You once again seem to take a thing where you are basically correct and stretch it to the extremes so your argument becomes ridiculous.
Also do you believe that theoretically there could be a greatest work of art ever which is such that no person actually likes, or enjoys experiencing it? I actually meant to write surrealism, but some weird brainfart happened and I wrote symbolism instead. Doesn't really change my argument.
So if almost all film critics agree that Citizen Kane is the best movie, they might be on to something. If critics and film-makers agree, that'd even more likely. And when there is a lot of agreement among fans, creators, and critics, you've come close enough to objectivity that it's silly to think otherwise.
You get objective criteria by parsing all the common criteria among diverse opinions. That will indicate the things that people judge. From praise and criticism, you derive a scale. Then we compare works and modify as we go.
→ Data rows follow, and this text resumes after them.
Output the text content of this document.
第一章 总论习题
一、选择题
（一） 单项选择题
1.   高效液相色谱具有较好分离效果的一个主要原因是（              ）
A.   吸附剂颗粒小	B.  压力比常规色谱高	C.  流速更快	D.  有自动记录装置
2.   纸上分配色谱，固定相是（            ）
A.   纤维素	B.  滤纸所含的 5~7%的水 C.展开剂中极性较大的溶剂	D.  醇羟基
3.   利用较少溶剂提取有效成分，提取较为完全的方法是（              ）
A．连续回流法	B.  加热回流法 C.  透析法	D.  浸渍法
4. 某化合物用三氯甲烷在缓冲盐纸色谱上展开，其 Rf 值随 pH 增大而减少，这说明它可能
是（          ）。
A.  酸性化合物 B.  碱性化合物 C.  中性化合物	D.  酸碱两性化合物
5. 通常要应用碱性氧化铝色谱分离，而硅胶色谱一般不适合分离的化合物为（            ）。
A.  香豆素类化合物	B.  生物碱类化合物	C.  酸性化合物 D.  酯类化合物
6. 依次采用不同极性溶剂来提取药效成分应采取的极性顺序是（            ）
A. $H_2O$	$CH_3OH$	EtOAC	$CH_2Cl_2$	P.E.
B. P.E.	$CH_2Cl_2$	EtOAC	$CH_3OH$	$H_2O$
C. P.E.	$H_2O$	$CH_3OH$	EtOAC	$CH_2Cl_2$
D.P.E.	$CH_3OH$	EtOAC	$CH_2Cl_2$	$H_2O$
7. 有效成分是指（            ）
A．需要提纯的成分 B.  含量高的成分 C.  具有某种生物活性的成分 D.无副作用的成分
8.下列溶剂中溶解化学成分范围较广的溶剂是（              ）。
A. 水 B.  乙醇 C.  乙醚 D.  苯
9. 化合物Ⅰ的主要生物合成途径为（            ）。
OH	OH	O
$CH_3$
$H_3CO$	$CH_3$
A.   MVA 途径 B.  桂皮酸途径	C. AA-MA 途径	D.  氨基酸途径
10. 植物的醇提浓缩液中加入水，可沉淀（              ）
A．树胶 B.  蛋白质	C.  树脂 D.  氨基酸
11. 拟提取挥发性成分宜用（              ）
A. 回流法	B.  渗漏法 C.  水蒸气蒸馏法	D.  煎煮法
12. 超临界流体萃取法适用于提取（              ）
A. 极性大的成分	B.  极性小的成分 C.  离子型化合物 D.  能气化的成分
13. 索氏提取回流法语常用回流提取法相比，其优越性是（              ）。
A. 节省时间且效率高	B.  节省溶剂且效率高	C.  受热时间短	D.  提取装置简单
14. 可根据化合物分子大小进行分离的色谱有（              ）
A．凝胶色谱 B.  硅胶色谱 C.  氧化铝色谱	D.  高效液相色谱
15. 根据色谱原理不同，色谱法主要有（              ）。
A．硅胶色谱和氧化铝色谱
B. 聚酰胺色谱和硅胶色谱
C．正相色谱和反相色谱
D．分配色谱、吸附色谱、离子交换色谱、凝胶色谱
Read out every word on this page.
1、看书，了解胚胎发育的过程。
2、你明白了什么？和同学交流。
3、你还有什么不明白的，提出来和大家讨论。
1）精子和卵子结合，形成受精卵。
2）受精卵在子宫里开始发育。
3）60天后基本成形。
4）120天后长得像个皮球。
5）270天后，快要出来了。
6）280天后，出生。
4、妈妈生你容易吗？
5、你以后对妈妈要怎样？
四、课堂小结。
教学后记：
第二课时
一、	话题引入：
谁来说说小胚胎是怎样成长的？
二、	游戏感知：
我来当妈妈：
Objectivity can be organic.
Basically, you can get close enough for practical purposes.
Evidence: Billy Zane
When your primary argument hits solipsism or "pure" objectivity's nonexistence, you've basically ceded all practical ground and ceased to be relevant to the conversation.
Yes, there is no truly objective measure of anything. Yes, there is bias and prejudice. But you know what? Experts converge on deeply similar opinions over time for many works of art, and the bias starts to cancel out. Experts in aggregate tend to properly separate personal feelings from relatively objective analysis.
I personally didn't enjoy reading The Scarlet Letter. I disliked the characters and the story wasn't terribly engaging to me. But, I recognize the technical marvel that is Hawthorne's writing. The work is a wonderful classic, and though I personally dislike it, I recognize the, for all practical purposes, objective superiority it holds in many realms and to many other works.
The important point to be made here is that there's far more to human brains than just "opinions".
Best possible scenerio:
100% of art critics agree on the quality of 100% of all art that has ever existed.
I create a new "arts".
X is the first art critic ever to judge this "arts". He cannot make a statistically based valuation. All previous judgements based on that tell us nothing.
Wut do?
It's only a useful tool if you can actually put it to use.
That's what I'm saying. Starting from the finality of it (the result of the judgements) doesn't tell us anything. This is the point I'm trying to get across. That is why I said from the start that Scott was attacking this from the wrong direction. How the consensus is formed is more important than that the scores at the end come out the same.